Berkshire plunked down $560 million for the paint manufacturer, which produces liquid and powder coatings for the automotive and transportation industries.
Warren Buffett’s Berkshire Hathaway investment firm has decided to buy an 8.7 percent stake in paint maker Axalta Coating Systems Ltd. from Carlyle Group for $560 million.
Axalta shares jumped 4.1 percent to $29.50 on the news that Berkshire would purchase 20 million shares at $28 per share, which was a slight discount in the stock, according to a Reuters report.
Carlyle holds about 170.3 million shares, a 74.1 percent stake, in Axalta. Carlyle bought Axalta from Dupont back in February 2013 for $4.9 billion. The company makes coatings of liquid and powder that are used in the automotive and transportation industries. Berkshire had also purchase Lubrizol Corp., a lubricants manufacturer, for about $9 billion back in 2011.
Axalta went public in November. Carlyle had also considered selling the brand to Akzo Nobel NV, a Dutch paint maker.
Buffett indicated last year he wanted to make some big acquisitions for Berkshire for expansion purposes.
Axalta’s shares have increased 45 percent since debuting on the New York Stock Exchange, closing at $28.33 Monday.
Axalta Chief Executive Charlie Shaver said that Berkshire is the “type of quality investor that Axalta has been fortunate to attract since our IPO last year,” according to the report.
Buffett is the chairman, CEO, and largest shareholder and Berkshire Hathaway, and has built a reputation as one of the most savvy investors on the planet as well as a very visible business magnate and philanthropist.
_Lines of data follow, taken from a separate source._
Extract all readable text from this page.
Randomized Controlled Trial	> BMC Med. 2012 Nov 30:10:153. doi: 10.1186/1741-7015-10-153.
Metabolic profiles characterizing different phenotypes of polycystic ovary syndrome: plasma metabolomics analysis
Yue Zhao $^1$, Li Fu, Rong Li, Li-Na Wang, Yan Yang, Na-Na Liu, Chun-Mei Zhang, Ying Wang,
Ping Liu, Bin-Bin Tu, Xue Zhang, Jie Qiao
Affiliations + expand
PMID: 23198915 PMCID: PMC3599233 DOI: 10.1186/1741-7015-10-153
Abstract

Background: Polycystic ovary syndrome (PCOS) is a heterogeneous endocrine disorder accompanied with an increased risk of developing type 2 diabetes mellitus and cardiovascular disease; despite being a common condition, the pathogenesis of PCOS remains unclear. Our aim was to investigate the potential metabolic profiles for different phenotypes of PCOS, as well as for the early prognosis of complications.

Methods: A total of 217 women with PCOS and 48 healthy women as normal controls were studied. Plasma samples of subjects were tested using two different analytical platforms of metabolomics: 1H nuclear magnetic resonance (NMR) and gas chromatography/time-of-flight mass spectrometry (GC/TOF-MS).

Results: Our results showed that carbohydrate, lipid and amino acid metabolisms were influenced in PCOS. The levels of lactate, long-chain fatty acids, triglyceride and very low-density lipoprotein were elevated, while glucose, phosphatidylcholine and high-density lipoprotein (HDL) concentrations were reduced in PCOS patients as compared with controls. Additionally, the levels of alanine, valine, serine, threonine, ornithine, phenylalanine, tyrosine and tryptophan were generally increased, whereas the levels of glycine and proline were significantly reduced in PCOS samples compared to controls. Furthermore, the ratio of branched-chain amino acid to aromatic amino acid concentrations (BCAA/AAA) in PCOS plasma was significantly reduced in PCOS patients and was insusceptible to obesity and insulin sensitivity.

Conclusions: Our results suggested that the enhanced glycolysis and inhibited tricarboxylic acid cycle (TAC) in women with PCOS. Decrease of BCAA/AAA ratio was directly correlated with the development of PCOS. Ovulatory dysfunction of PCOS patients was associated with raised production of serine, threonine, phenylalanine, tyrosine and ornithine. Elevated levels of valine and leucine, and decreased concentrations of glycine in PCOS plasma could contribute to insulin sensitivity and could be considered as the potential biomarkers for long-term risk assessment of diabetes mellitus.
He is consistently ranked as one of the richest men as the planet, typically only slightly behind usual frontrunner Bill Gates of Microsoft. Buffett has joined Gates in pledging to give away the vast majority of his wealth to philanthropic causes, mostly via the Gates Foundation.
Buffett has been working to expand Berkshire ever since the investment firm took some beatings following bad investments in Goldman Sachs and others back when the recession happened in 2008.